Oui, Locke utilise le terme » le Soi ». La substantivation du pronom commence déjà juste avant, avec le Fragment sur « le Moi » de Pascal mais le terme sert à mieux le désubstantialiser comme un « pôle » inconnaissable, contre la res cogitans de Descartes :
« Où est donc ce moi, s’il n’est ni dans le corps, ni dans l’âme ? et comment aimer le corps ou l’âme, sinon pour ces qualités, qui ne sont point ce qui fait le moi, puisqu’elles sont périssables ? car aimerait-on la substance de l’âme d’une personne, abstraitement, et quelques qualités qui y fussent ? Cela ne se peut, et serait injuste. On n’aime donc jamais personne, mais seulement des qualités. »
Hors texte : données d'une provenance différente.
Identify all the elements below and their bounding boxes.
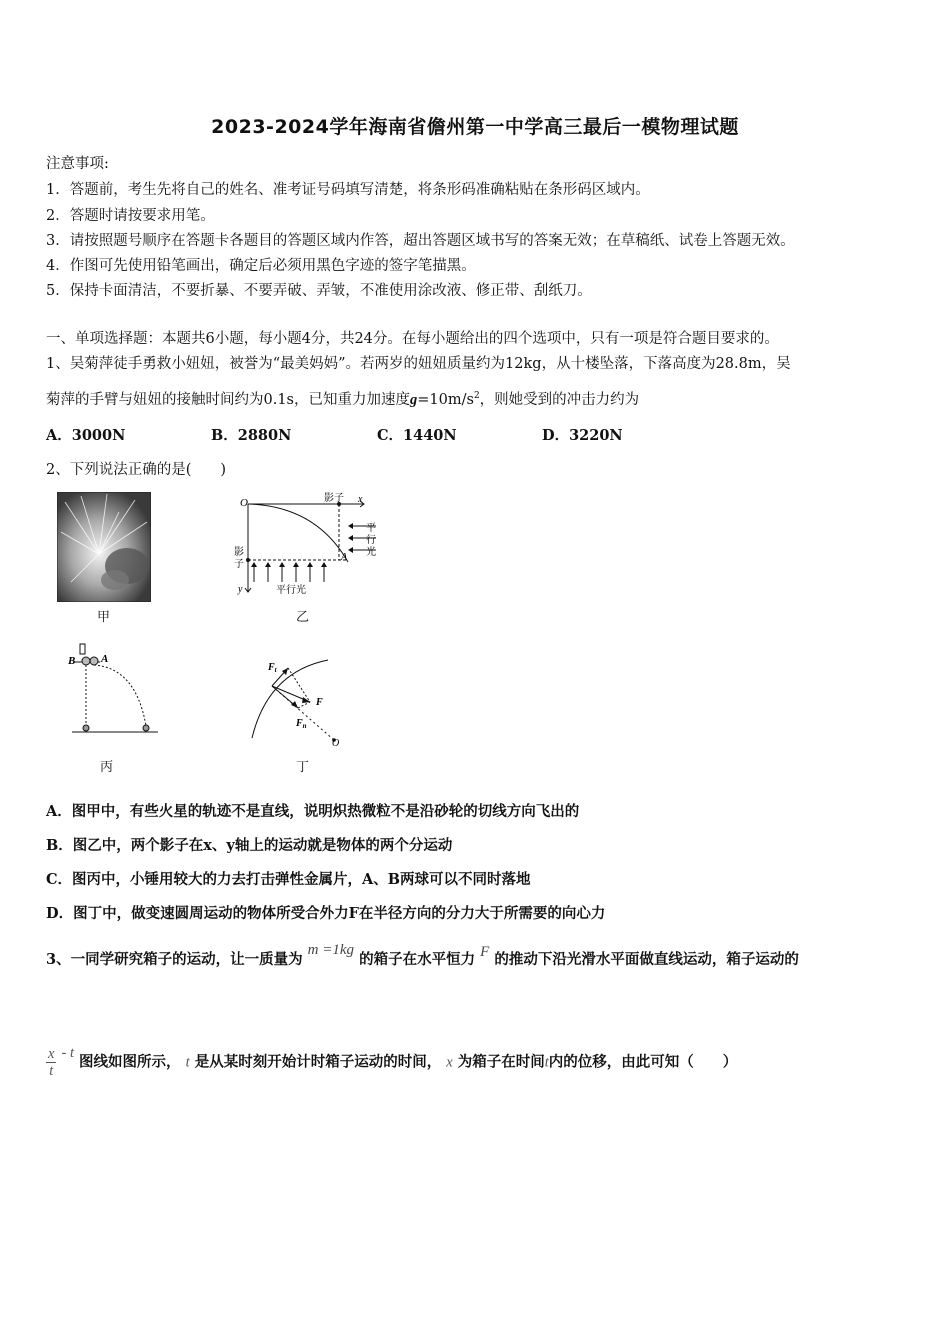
- q1-option-a[interactable]: A．3000N: [46, 427, 126, 444]
- figure-yi-diagram: [226, 492, 386, 602]
- q2-option-c[interactable]: C．图丙中，小锤用较大的力去打击弹性金属片，A、B两球可以不同时落地: [46, 871, 531, 888]
- bing-label-b: B: [68, 655, 76, 667]
- yi-parallel-right-1: 平: [366, 523, 376, 534]
- q1-stem-line2: [46, 388, 639, 409]
- q3-t-symbol: t: [185, 1054, 190, 1071]
- yi-y-axis-label: y: [238, 584, 243, 595]
- yi-shadow-top-label: 影子: [324, 493, 344, 504]
- q3-fraction-den: t: [49, 1063, 54, 1079]
- q1-option-b[interactable]: B．2880N: [211, 427, 292, 444]
- q3-stem-line1: [46, 942, 799, 969]
- q3-fraction-num: x: [48, 1046, 55, 1062]
- q3-text-g: 内的位移，由此可知（ ）: [548, 1053, 738, 1071]
- notice-item: 5．保持卡面清洁，不要折暴、不要弄破、弄皱，不准使用涂改液、修正带、刮纸刀。: [46, 283, 592, 299]
- ding-label-o: O: [332, 738, 340, 748]
- q3-text-a: 3、一同学研究箱子的运动，让一质量为: [46, 951, 303, 968]
- bing-label-a: A: [101, 653, 109, 665]
- q3-stem-line2: [46, 1046, 737, 1079]
- yi-point-a-label: A: [341, 552, 348, 563]
- caption-jia: 甲: [97, 610, 111, 625]
- q3-force: F: [480, 944, 490, 960]
- q3-mass: m =1kg: [307, 942, 355, 958]
- figure-jia-photo: [57, 492, 151, 602]
- yi-parallel-right-2: 行: [366, 535, 376, 546]
- q1-g-value: =10m/s: [417, 392, 474, 408]
- q3-t2-symbol: t: [544, 1054, 549, 1071]
- ding-label-f: F: [316, 697, 323, 708]
- q3-text-b: 的箱子在水平恒力: [359, 951, 476, 968]
- g-symbol: g: [410, 392, 418, 408]
- q1-option-d[interactable]: D．3220N: [542, 427, 623, 444]
- q1-text-end: ，则她受到的冲击力约为: [479, 392, 640, 408]
- q1-stem-line1: 1、吴菊萍徒手勇救小妞妞，被誉为“最美妈妈”。若两岁的妞妞质量约为12kg，从十楼坠落，下落高度为28.8m，吴: [46, 356, 791, 372]
- yi-parallel-bottom-label: 平行光: [276, 585, 306, 596]
- caption-bing: 丙: [100, 760, 114, 775]
- figure-ding-diagram: [238, 652, 358, 748]
- page-title: 2023-2024学年海南省儋州第一中学高三最后一模物理试题: [211, 116, 739, 138]
- notice-item: 1．答题前，考生先将自己的姓名、准考证号码填写清楚，将条形码准确粘贴在条形码区域内。: [46, 182, 650, 198]
- q3-text-c: 的推动下沿光滑水平面做直线运动，箱子运动的: [494, 951, 799, 968]
- yi-shadow-left-2: 子: [234, 559, 244, 570]
- ding-label-fn: $F_n$: [296, 718, 307, 730]
- caption-yi: 乙: [296, 610, 310, 625]
- yi-shadow-left-1: 影: [234, 547, 244, 558]
- q1-text: 菊萍的手臂与妞妞的接触时间约为0.1s，已知重力加速度: [46, 392, 410, 408]
- figure-bing-diagram: [64, 638, 164, 738]
- q3-text-e: 是从某时刻开始计时箱子运动的时间，: [194, 1053, 442, 1071]
- q3-x-symbol: x: [446, 1054, 453, 1071]
- q3-text-d: 图线如图所示，: [79, 1053, 181, 1071]
- q2-option-d[interactable]: D．图丁中，做变速圆周运动的物体所受合外力F在半径方向的分力大于所需要的向心力: [46, 905, 606, 922]
- notice-item: 4．作图可先使用铅笔画出，确定后必须用黑色字迹的签字笔描黑。: [46, 258, 476, 274]
- notice-heading: 注意事项:: [46, 156, 109, 172]
- q3-dash-t: - t: [61, 1044, 74, 1061]
- q2-option-a[interactable]: A．图甲中，有些火星的轨迹不是直线，说明炽热微粒不是沿砂轮的切线方向飞出的: [46, 803, 580, 820]
- q2-option-b[interactable]: B．图乙中，两个影子在x、y轴上的运动就是物体的两个分运动: [46, 837, 453, 854]
- yi-origin-label: O: [240, 497, 248, 509]
- yi-parallel-right-3: 光: [366, 547, 376, 558]
- section-heading: 一、单项选择题：本题共6小题，每小题4分，共24分。在每小题给出的四个选项中，只有一项是符合题目要求的。: [46, 331, 779, 347]
- notice-item: 3．请按照题号顺序在答题卡各题目的答题区域内作答，超出答题区域书写的答案无效；在草稿纸、试卷上答题无效。: [46, 233, 795, 249]
- q3-text-f: 为箱子在时间: [457, 1053, 545, 1071]
- notice-item: 2．答题时请按要求用笔。: [46, 208, 215, 224]
- q1-option-c[interactable]: C．1440N: [377, 427, 457, 444]
- caption-ding: 丁: [296, 760, 310, 775]
- yi-x-axis-label: x: [358, 494, 363, 505]
- q1-sup: 2: [473, 391, 480, 402]
- ding-label-ft: $F_t$: [268, 662, 277, 674]
- q2-stem: 2、下列说法正确的是( ): [46, 462, 227, 478]
- q3-fraction: [46, 1046, 56, 1079]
Je rebondis un peu à retardement…
D’abord sur cette histoire de performance. Qu’il y ait place dans le champ médiationniste pour ces recherches sur la diversité des configurations politiques , que ce soit dans le champ de l’artistique, de la socio-linguistique (et des langues en général) ou de la sociologie des codes et des pouvoirs, sans aucun doute et c’est d’ailleurs pour la survie du modèle, un impératif car à quoi bon peaufiner les verres de lunettes si on ne regarde rien avec. Cependant il ne faut pas oublier que derrière la performance, la dialectique est toujours à l’oeuvre. On a un peu trop tendance, dès qu’on verse dans le descriptif à être piégé par la singularité du réinvestissement et à prendre les différences de performance pour des différences de processus. Si le web n’est qu’une technique de mise en relation parmi d’autres , il peut certes donner à penser à travers des configuration politiques singulières d’appartenances (à travers par exemple les réseaux dits « sociaux ») et de compétences (et notamment en faisant réfléchir sur les notions de délégation et de reconnaissance censées être au fondement du fonctionnement déontique) mais il ne peut transformer le processus ethnico-politique dans son principe (ou alors c’est que le principe en question n’a rien de général et donc de scientifiquement explicatif …mais dans ce cas, c’est -et pourquoi pas- à cette explication qu’il faut s’attaquer). Or, il me semble que dire que sur le web, l’individu s’efface devant la personne, c’est dire que le web transforme la dialectique ethnico-politique qui présuppose à la fois une substance individuelle toujours à l’oeuvre et une ethnicisation qui nie cette substance. Pour prendre un exemple, le « bourgeois Aymeric » n’est pas un « pur bourgeois » qui n’a d’existence que de s’opposer à la fois au populo et aux aristos mais est bien ce-bourgeois-là qui peut parler à la fois du dodécaphonisme, de joy division , de jacques demy, de robert castel et de jean gagnepain. Ce qui fait cette substancialité ( ce bourgeois-là et non pas un bourgeois) c’est bien la persistance de l’individu.